Solo (ANTARA) - Pengamat Hukum dari Universitas Sebelas Maret (UNS) Surakarta Pujiyono menyatakan penerapan pembatasan sosial berskala besar (PSBB) untuk meminimalisasi penyebaran COVID-19 harus didukung oleh keberadaan anggaran yang mencukupi.
"Sekarang sebagian masyarakat sudah acuh, ada atau tidak PSBB kan seolah masyarakat dihadapkan pada pilihan sulit," katanya di Solo, Jawa Tengah, Rabu.
Ia mengatakan pilihannya adalah jika tetap berada di rumah maka mereka tidak memperoleh penghasilan, sedangkan tetap keluar rumah untuk bekerja maka ancamannya adalah terpapar oleh virus tersebut.
"Dalam hal ini, yang harus dihitung oleh pemerintah adalah masyarakat yang paling terdampak secara ekonomi. Mereka perlu disupport, paling tidak sampai 14 hari ke depan. Ini harus dihitung (anggaran yang dibutuhkan)," katanya.
Baca juga: Hendi siap cabut izin usaha yang langgar aturan PKM di Kota Semarang
Menurut dia, penerapan PSBB ini bukan untuk gagah-gagahan bahwa Soloraya mampu menerapkan aturan ini karena jika anggaran tidak mencukupi maka masyarakat justru akan kelaparan.
"Meskipun dalam UU juga tidak mewajibkan ketika kemudian pemerintah harus menanggung masyarakat yang terdampak tetapi sebagai sebuah kewajiban, konstitusi kita mengatakan adanya pemerintah menjamin kesejahteraan sehingga penyesuaian anggaran harus diarahkan ke sana. Jangan malah justru masyarakat yang kelaparan," katanya.
Meski demikian, dikatakannya, jika pada realisasinya justru masyarakat harus mengandalkan sumbangan dari relawan juga bukan merupakan solusi yang baik.

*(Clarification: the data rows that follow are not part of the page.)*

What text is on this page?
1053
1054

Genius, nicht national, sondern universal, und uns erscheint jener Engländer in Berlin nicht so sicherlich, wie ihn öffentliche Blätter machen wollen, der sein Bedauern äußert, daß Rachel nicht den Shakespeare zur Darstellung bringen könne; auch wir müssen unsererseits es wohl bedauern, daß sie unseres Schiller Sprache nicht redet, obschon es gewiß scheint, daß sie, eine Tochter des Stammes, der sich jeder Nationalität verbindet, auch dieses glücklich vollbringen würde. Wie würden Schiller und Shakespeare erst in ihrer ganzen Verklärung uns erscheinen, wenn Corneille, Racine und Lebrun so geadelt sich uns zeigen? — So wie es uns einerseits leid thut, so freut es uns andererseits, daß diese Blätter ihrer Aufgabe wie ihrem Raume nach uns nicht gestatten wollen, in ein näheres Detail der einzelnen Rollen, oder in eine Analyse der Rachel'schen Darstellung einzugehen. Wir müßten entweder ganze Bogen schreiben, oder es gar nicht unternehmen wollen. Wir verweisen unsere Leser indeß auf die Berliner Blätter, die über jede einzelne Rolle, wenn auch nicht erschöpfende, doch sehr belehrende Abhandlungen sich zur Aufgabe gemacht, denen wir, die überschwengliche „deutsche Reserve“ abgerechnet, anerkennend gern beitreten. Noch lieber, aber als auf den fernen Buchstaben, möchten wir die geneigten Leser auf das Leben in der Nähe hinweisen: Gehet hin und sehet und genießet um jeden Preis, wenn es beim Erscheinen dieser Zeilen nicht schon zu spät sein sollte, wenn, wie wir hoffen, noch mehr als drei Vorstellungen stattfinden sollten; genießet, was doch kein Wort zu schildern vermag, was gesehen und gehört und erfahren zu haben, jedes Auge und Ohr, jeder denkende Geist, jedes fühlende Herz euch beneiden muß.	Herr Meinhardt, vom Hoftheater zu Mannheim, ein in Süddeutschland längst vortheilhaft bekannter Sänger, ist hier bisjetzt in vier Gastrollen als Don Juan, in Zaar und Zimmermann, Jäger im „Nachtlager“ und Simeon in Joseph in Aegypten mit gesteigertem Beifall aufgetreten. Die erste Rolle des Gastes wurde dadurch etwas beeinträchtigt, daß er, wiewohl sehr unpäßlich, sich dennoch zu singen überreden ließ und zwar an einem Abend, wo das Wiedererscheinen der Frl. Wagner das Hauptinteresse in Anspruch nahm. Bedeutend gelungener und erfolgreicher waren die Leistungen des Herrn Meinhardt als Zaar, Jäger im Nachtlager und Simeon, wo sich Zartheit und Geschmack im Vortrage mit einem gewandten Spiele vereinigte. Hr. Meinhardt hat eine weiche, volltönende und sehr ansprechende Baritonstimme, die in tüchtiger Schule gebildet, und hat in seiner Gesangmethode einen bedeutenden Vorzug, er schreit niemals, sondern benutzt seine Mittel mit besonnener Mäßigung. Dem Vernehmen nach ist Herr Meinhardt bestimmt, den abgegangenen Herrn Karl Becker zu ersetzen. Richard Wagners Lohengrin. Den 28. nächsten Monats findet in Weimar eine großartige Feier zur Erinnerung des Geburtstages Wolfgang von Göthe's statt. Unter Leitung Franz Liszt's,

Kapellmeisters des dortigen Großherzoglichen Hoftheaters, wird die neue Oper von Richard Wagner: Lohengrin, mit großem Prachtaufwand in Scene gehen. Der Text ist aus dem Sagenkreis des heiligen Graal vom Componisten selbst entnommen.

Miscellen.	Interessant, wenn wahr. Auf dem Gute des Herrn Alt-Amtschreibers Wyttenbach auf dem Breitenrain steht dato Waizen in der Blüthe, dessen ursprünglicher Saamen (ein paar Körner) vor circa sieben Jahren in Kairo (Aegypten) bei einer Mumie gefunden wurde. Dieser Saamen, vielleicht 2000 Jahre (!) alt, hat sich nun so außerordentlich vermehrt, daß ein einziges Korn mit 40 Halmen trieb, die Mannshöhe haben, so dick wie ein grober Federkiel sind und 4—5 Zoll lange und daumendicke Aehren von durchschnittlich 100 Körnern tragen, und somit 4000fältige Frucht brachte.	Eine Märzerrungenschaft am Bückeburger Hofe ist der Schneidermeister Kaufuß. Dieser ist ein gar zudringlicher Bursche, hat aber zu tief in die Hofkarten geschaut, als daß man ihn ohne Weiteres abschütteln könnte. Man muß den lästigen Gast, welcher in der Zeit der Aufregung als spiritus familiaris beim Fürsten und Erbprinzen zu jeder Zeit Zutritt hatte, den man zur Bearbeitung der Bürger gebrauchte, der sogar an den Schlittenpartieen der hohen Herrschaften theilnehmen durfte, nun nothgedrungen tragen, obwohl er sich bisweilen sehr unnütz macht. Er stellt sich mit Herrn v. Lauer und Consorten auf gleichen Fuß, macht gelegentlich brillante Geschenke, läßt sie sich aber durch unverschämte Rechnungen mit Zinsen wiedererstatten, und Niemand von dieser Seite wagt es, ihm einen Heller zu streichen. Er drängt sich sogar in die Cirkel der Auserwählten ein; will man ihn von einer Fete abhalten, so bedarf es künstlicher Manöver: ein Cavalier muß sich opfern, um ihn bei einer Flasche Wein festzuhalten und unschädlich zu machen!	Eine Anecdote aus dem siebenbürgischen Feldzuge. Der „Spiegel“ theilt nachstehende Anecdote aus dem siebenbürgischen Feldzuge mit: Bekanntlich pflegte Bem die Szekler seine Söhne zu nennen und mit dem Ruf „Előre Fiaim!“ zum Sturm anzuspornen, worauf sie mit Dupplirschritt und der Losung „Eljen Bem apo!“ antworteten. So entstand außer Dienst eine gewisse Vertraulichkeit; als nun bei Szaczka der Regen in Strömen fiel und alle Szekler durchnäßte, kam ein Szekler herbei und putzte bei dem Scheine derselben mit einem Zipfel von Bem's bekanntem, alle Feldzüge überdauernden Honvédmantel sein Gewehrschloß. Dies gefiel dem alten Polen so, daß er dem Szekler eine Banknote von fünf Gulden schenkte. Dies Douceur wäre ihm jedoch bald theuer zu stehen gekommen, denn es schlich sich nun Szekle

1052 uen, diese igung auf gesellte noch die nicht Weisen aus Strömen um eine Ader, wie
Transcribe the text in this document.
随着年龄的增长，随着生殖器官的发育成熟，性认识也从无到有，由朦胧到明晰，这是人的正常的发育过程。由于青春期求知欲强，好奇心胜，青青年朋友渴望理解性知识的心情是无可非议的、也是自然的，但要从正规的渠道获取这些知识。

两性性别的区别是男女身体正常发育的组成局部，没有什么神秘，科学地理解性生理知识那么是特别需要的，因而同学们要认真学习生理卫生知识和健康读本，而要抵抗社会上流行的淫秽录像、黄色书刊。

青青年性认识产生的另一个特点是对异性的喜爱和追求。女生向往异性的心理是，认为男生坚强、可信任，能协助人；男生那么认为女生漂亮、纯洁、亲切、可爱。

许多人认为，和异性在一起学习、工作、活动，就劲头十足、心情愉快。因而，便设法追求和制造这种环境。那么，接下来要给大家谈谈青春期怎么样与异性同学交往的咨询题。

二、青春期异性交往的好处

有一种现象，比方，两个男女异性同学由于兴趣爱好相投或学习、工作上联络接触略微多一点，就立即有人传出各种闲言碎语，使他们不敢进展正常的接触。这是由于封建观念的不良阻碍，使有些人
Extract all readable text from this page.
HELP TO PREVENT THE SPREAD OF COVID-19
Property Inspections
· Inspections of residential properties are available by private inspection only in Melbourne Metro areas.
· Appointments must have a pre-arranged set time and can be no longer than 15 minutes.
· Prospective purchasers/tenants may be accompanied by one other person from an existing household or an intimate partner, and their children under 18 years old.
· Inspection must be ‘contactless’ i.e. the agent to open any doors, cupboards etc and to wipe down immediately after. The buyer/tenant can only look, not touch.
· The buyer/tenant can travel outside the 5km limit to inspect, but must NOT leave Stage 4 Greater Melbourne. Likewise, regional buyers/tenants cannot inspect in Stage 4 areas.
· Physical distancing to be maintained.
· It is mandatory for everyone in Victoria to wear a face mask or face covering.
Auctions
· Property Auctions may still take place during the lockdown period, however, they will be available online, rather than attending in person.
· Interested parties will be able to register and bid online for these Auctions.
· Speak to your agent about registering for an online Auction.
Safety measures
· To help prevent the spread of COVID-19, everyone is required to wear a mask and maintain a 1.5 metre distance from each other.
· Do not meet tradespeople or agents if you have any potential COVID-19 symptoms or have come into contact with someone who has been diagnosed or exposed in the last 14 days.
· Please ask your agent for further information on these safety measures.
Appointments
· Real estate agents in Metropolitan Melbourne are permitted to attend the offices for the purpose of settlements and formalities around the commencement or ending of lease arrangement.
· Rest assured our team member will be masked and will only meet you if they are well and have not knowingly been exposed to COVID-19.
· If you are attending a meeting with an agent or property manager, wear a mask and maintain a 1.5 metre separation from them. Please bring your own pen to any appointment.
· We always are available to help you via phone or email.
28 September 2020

"Kalau mengandalkan 'charity' (sumbangan) juga tidak cukup, itu bukan negara yang baik karena sifatnya hanya subsider. Yang primer adalah negara hadir di masyarakat," katanya.
Sementara itu, terkait dengan perlunya undang-undang PSBB, dikatakannya, harus ada aturan yang jelas.
"Masalahnya kan kebijakan negara tidak bisa kemudian hanya dengan imbauan atau perintah. Harus ada regulasi. Pertanyaannya kemudian, aturan dasar yang dibuat pemerintah, di antaranya Kepres COVID-19, PP PSBB, dan kekarantinaan kesehatan seolah yang dikejar warga negara. Padahal mereka kalau diam di rumah tidak makan," katanya.
Menurut dia, yang harus dipastikan adalah kewajiban negara untuk menjaga masyarakat tetap diam di rumah dan setidaknya selama 14 hari ke depan masyarakat harus didukung kebutuhan pokoknya.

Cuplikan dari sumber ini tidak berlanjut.